The latest attacks indicate that Saudi Arabian Government and Banking apparatus is being targeted and also political targets in other middle eastern countries.

The Talos blog reported that there are 40 affected organizations but that number is closer to 4000 and they are not all located just in the countries reported by Talos, DHS or other security researchers covering this topic. A list of US organizations has been generated in the Jigsaw Security Threat Intelligence platform and we will continue to monitor and track this activity for our customers, one of which was able to prevent their mail server from being targeted by forcing their users to use their trusted DNS server that is running with Jigsaw Security RPZ protection and Heuristics models.

We take offense to the following in the reporting:

Most intrusion monitoring and prevention systems aren’t designed to monitor or log DNS requests.

The statement provided by Talos is not true. In fact that is exactly what our intrusion monitoring and prevent system does and why we are picking up these attacks and the industry is asleep at the wheel.

The Jigsaw Security FirstWatch sensor is DNS based with Heuristic detection of malicious content if the span port option is enabled. All of the traffic monitoring in the world won't stop an attack at the DNS level, but our system can detect things like changing destinations and more.

One of the best ways to find threats is through DNS since all systems on a network use it, and you can validate that the information received is correct (with a slight delay for validation) and prevent these types of attacks.

These directives DO NOT prevent foreign countries from attacking the DNS infrastructure as they ignore the "directives". Nor are companies equipped to even be able to detect these attacks let alone stop them.

We have continued to report these issues but it seems as though everybody is more interested in trying to prevent connections to stale and old Indicators of Compromise instead of using technology that detects and stops this type of malicious activity. Until we can get others to understand that the very fabric of the Internet is being hacked to pieces by malicious actors, we can fully expect more of these attacks. With the exception of Jigsaw Security's solution, the only other company that we know with a product that can mitigate these issues is Damballa's DNS solution.

Historical DNS list may not catch this

One of the things we noticed when researching this issue is that many of the attacked domains have very short TTL values. This is one of the things we validate before allowing a connection. We observed several domains IP addresses change 20 times in an hour. Unless you have a valid reason for moving your web servers 20 times in an hour, this should never occur.

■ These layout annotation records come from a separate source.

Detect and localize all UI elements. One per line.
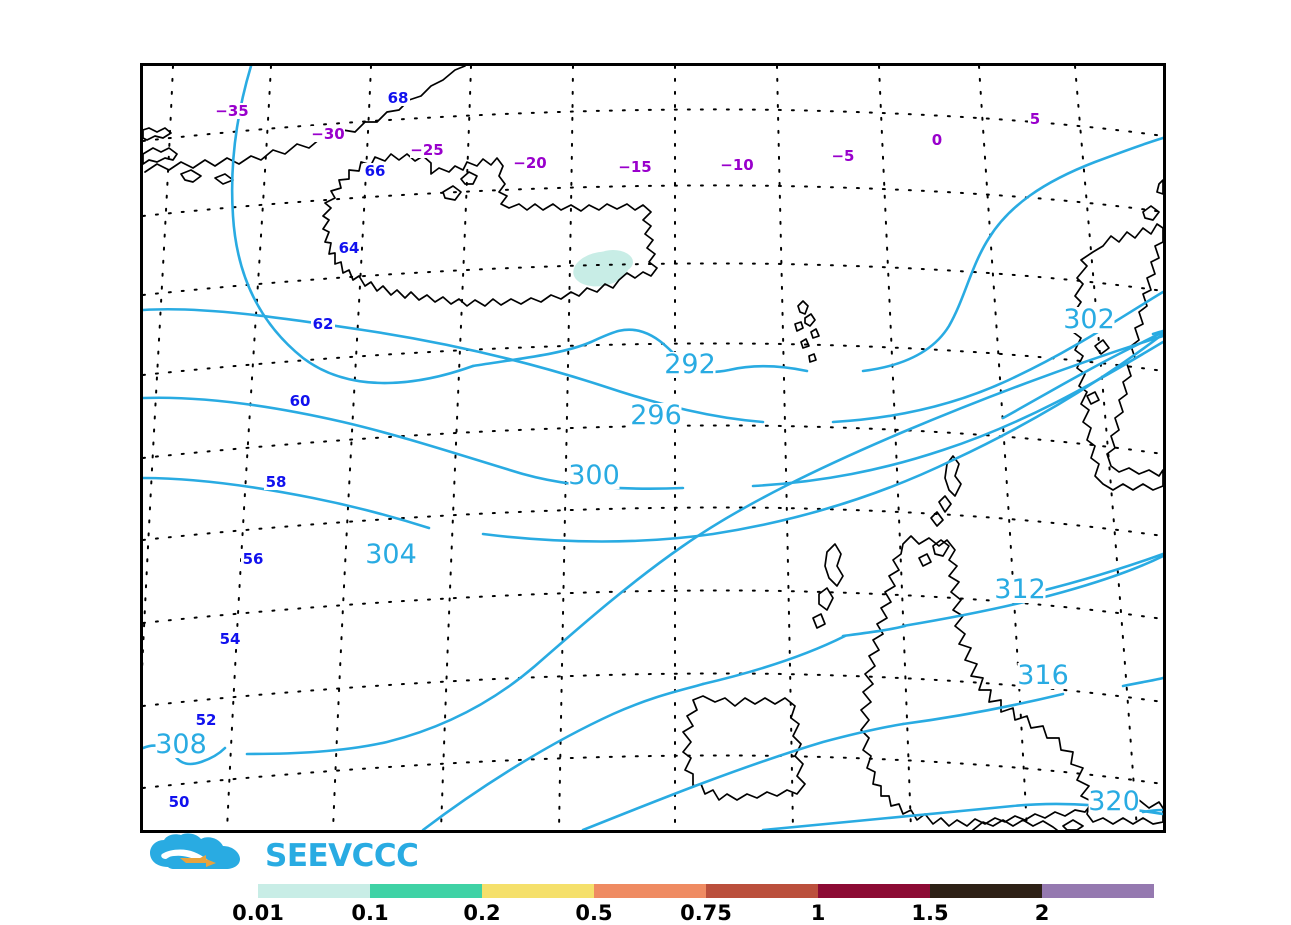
- map-panel: 68 66 64 62 60 58 56 54 52 50 −35 −30 −25 −20 −15 −10−…: [140, 63, 1166, 833]
- graticule-label-halo: [288, 393, 312, 409]
- colorbar-tick: 1.5: [911, 901, 949, 925]
- contour-label-halo: [994, 577, 1046, 603]
- graticule-label-halo: [264, 474, 288, 490]
- contour-label: 300: [568, 460, 620, 491]
- dust-load-shading: [573, 250, 633, 287]
- graticule-label-halo: [311, 316, 335, 332]
- colorbar-strip: [258, 884, 1154, 898]
- graticule-label-halo: [363, 163, 387, 179]
- longitude-label: −20: [513, 154, 546, 172]
- colorbar-segment: [258, 884, 370, 898]
- graticule-label-halo: [311, 126, 345, 142]
- contour-label-halo: [1063, 307, 1115, 333]
- contour-label-halo: [630, 403, 682, 429]
- latitude-label: 60: [290, 392, 311, 410]
- geopotential-contours: [143, 66, 1163, 830]
- colorbar-tick: 1: [810, 901, 826, 925]
- colorbar-segment: [482, 884, 594, 898]
- contour-label: 304: [365, 539, 417, 570]
- seevccc-logo-text: SEEVCCC: [265, 838, 419, 874]
- colorbar-tick-labels: 0.01 0.1 0.2 0.5 0.75 1 1.5 2: [214, 901, 1154, 925]
- latitude-label: 62: [313, 315, 334, 333]
- longitude-label: −30: [311, 125, 344, 143]
- colorbar-segment: [594, 884, 706, 898]
- latitude-label: 52: [196, 711, 217, 729]
- latitude-label: 68: [388, 89, 409, 107]
- graticule-label-halo: [410, 142, 444, 158]
- contour-label-halo: [664, 352, 716, 378]
- contour-label: 292: [664, 349, 716, 380]
- longitude-label: 0: [932, 131, 942, 149]
- graticule-label-halo: [194, 712, 218, 728]
- graticule-label-halo: [215, 103, 249, 119]
- graticule-label-halo: [386, 90, 410, 106]
- cloud-arrow-icon: [150, 833, 240, 869]
- contour-label: 312: [994, 574, 1046, 605]
- latitude-label: 54: [220, 630, 241, 648]
- latitude-label: 58: [266, 473, 287, 491]
- latitude-label: 56: [243, 550, 264, 568]
- graticule-label-halo: [930, 132, 944, 148]
- longitude-labels: −35 −30 −25 −20 −15 −10 −5 0 5: [215, 102, 1042, 176]
- graticule-label-halo: [218, 631, 242, 647]
- colorbar-segment: [818, 884, 930, 898]
- colorbar-segment: [370, 884, 482, 898]
- contour-label: 320: [1088, 786, 1140, 817]
- graticule-parallels: [143, 108, 1163, 789]
- longitude-label: −5: [831, 147, 854, 165]
- colorbar-segment: [706, 884, 818, 898]
- colorbar-segment: [1042, 884, 1154, 898]
- contour-label-halo: [1017, 663, 1069, 689]
- longitude-label: −15: [618, 158, 651, 176]
- graticule-label-halo: [1028, 111, 1042, 127]
- graticule-label-halo: [337, 240, 361, 256]
- coastlines: [143, 66, 1163, 830]
- contour-label: 316: [1017, 660, 1069, 691]
- colorbar-tick: 0.75: [680, 901, 732, 925]
- contour-label-halo: [1088, 789, 1140, 815]
- contour-label: 308: [155, 729, 207, 760]
- contour-label: 302: [1063, 304, 1115, 335]
- graticule-label-halo: [618, 159, 652, 175]
- longitude-label: −25: [410, 141, 443, 159]
- colorbar-segment: [930, 884, 1042, 898]
- colorbar: 0.01 0.1 0.2 0.5 0.75 1 1.5 2: [214, 884, 1154, 925]
- seevccc-logo: [146, 833, 361, 879]
- contour-label-halo: [568, 463, 620, 489]
- longitude-label: 5: [1030, 110, 1040, 128]
- contour-label-halo: [155, 732, 207, 758]
- colorbar-tick: 0.01: [232, 901, 284, 925]
- graticule-label-halo: [167, 794, 191, 810]
- colorbar-tick: 2: [1034, 901, 1050, 925]
- latitude-label: 66: [365, 162, 386, 180]
- longitude-label: −10: [720, 156, 753, 174]
- contour-label-halo: [365, 542, 417, 568]
- latitude-label: 50: [169, 793, 190, 811]
- latitude-label: 64: [339, 239, 360, 257]
- graticule-label-halo: [513, 155, 547, 171]
- contour-label: 296: [630, 400, 682, 431]
- colorbar-tick: 0.2: [463, 901, 501, 925]
- colorbar-tick: 0.5: [575, 901, 613, 925]
- contour-value-labels: 292 296 300 302 304 308 312 316 320: [155, 304, 1140, 817]
- graticule-label-halo: [720, 157, 754, 173]
- latitude-labels: 68 66 64 62 60 58 56 54 52 50: [167, 89, 410, 811]
- longitude-label: −35: [215, 102, 248, 120]
- graticule-label-halo: [241, 551, 265, 567]
- graticule-meridians: [143, 66, 1138, 830]
- graticule-label-halo: [831, 148, 855, 164]
- colorbar-tick: 0.1: [351, 901, 389, 925]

Several of the domains DNS records were checked to see if historical data picked up on the activity and it did not catch this because the periods of activity are very short. In addition there is no indicator that anything is wrong because the servers where the redirection occurs actually transparently proxies the end users to the actual servers (while capturing credentials).

Is this activity still occuring?

Yes it's still going strong. As of today there were over 4000 domains targeted all over the world. The complete list is available in the Jigsaw Security Analytic Platform data set and is available to subscribers.

One of the issues with these attacks is that they are hard to spot using firewalls and IDS devices. Inherently DNS is trusted by network devices and therein lies the problem on how this has been able to be carried out for so long without detection. Historical data shows smaller instances where individual companies were targeted but this is the first time we have seen transparent proxying with Let's Encrypt used to fake certificates as well as CDN misdirection which we have been reporting on well before these latest rounds of reports.

Subscribers of the Jigsaw Security threat intelligence feeds and RPZ subscribers are NOT affected by this activity.